Christophe Boutin, directeur du Centre d’études sur la théorie et la régulation de l’Etat et professeur agrégé de droit public à l’université de Caen, a relevé le projet de résolution américain a omis de reconnaître que "le Maroc de Mohammed VI a porté, dès son arrivée au pouvoir, une attention toute particulière à la question des droits de l’homme".

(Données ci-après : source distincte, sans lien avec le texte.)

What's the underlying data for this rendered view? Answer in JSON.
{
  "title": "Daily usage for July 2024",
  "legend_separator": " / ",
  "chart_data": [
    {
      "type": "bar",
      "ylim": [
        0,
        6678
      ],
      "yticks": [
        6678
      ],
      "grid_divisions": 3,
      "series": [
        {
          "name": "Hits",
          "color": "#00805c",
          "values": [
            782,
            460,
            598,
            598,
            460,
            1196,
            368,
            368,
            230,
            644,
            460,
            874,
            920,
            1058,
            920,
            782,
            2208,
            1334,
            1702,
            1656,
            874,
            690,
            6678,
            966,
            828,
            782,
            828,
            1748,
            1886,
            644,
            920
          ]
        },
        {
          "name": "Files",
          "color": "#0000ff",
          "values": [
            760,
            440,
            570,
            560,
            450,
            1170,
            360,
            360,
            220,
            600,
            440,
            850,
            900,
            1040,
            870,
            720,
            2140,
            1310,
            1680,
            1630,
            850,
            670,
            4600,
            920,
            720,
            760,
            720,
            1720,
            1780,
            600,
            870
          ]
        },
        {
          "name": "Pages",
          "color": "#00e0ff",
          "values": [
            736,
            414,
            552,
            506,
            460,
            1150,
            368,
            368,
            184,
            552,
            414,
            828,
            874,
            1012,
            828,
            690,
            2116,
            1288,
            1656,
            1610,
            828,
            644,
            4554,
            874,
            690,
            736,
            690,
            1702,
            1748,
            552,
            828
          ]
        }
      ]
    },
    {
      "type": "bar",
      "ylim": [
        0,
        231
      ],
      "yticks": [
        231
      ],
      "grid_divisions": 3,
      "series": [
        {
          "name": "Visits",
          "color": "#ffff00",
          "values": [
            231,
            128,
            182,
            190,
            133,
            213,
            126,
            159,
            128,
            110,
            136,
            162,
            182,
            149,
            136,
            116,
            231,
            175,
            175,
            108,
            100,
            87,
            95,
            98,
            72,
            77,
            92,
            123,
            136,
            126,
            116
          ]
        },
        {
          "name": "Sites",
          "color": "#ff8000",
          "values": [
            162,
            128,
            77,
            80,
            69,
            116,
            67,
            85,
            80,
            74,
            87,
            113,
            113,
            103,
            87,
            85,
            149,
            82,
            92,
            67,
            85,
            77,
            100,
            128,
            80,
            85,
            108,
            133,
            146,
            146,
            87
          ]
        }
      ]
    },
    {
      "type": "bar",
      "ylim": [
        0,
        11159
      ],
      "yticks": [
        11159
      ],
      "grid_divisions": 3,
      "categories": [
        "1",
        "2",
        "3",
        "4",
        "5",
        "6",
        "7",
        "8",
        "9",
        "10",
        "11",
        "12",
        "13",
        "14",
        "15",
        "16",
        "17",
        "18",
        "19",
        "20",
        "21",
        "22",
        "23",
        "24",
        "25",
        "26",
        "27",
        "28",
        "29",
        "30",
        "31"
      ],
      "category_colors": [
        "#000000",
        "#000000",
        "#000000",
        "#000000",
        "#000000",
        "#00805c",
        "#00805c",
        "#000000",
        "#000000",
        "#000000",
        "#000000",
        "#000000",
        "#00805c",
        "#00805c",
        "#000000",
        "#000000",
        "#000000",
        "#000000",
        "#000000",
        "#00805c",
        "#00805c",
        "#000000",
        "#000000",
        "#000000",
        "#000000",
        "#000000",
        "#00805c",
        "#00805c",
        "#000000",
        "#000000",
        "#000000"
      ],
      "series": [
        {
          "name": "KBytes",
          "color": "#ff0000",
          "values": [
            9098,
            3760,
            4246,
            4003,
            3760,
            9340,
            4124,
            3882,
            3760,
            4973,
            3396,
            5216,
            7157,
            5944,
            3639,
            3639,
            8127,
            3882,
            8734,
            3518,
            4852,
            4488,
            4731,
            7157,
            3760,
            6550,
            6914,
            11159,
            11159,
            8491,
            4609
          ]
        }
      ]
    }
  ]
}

"On peut citer par exemple la création en 2001 du Comité Consultatif des Droits de Homme, en 2004 de l’instance Equité et Réconciliation, puis en 2011 du Conseil National des Droits de l’Homme qui a repris les missions de l’ancien Comité consultatif. Par ailleurs les droits de l’homme ont été intégrés dans la Constitution de 2011 au titre II « Libertés et droits fondamentaux » et les instances de protection des droits au titre XII qui traite de la bonne gouvernance", a-t-il déclaré dans un entretien à Atlasinfo. 

 

"C’est dire que le royaume marocain se dote au plus haut niveau d’instruments de protection des droits fondamentaux. Le CNDH est une instance reconnue par les associations de protection des droits onusiennes, et on notera qu’une de ses commissions régionales est compétente pour le Sahara", a précisé le Pr Boutin, ajoutant que "la mise en pratique sur le terrain des engagements de protection des droits pris devant diverses instances est bien évidemment une nécessité". 

 

Mais pour Christophe Boutin, "Il est évident aussi que lorsqu’il s’agit de protéger la sécurité des citoyens et de maintenir l’ordre public dans une région sous tension, avec des risques terroristes majeurs et des voisins appliqués à souffler sur les braises, la tâche est des plus délicates". 

 

Selon ce juriste, " Il serait contre-productif de faire porter une suspicion systématique à l’égard d’un État aussi clairement engagé dans une démarche positive". 

 

Interrogé sur cette initiative américaine, Christophe Boutin a estimé que "le nouveau titulaire du Département d’État, "voulant peut-être marquer son territoire à peu de frais, aurait sans doute gagné à relativiser l’influence de certains lobbies". 

Sur la question de trouver une solution urgente au conflit du Sahara, Le Pr Boutin a souligné que la France "prend en compte, bien mieux que les USA, les risques géostratégiques majeurs de déstabilisation de la région sahélienne, comme le prouve son actuelle intervention au Mali", notant qu'au Conseil de sécurité, la France "doit savoir si elle entend continuer de s’affirmer comme une puissance souveraine indépendante ou si elle doit passer au second plan". 

 

Une mobilisation sans précédent a été enregistrée au Maroc contre ce projet de résolution américain, considéré comme une atteinte à la souveraineté du Maroc et on intégrité territoriale. La question du Sahara étant la première cause nationale au royaume. 

 

Pour le directeur de l'Observatoire des Etudes Géostratégiques, Charles Saint-Prot, cette initiative américaine risque de "tuer le processus" de négociations pour trouver une solution à cette question qui bloque l'intégration maghrébine, ajoutant que "le Maroc est chez lui" et qu'il est "dans son droit de refuser toute inférence" dans la gestion de ses affaires intérieures. 

 

Une source diplomatique française avait qualifié de "calcul de politique intérieure" le projet de résolution américain. "C'est une erreur et une provocation", avait regretté cette source. L'Espagne, également, par la voix de son ministre des Affaires étrangères a également fait part de son mécontentement; 

 

Même aux Etats-Unis, ce projet de résolution n'a pas fait l'unanimité. De hauts responsables américains ont fait savoir au président Barak Obama leur opposition et critiqué le fait que le Département d'Etat se laisse influencer par des officines œuvrant contre le Maroc.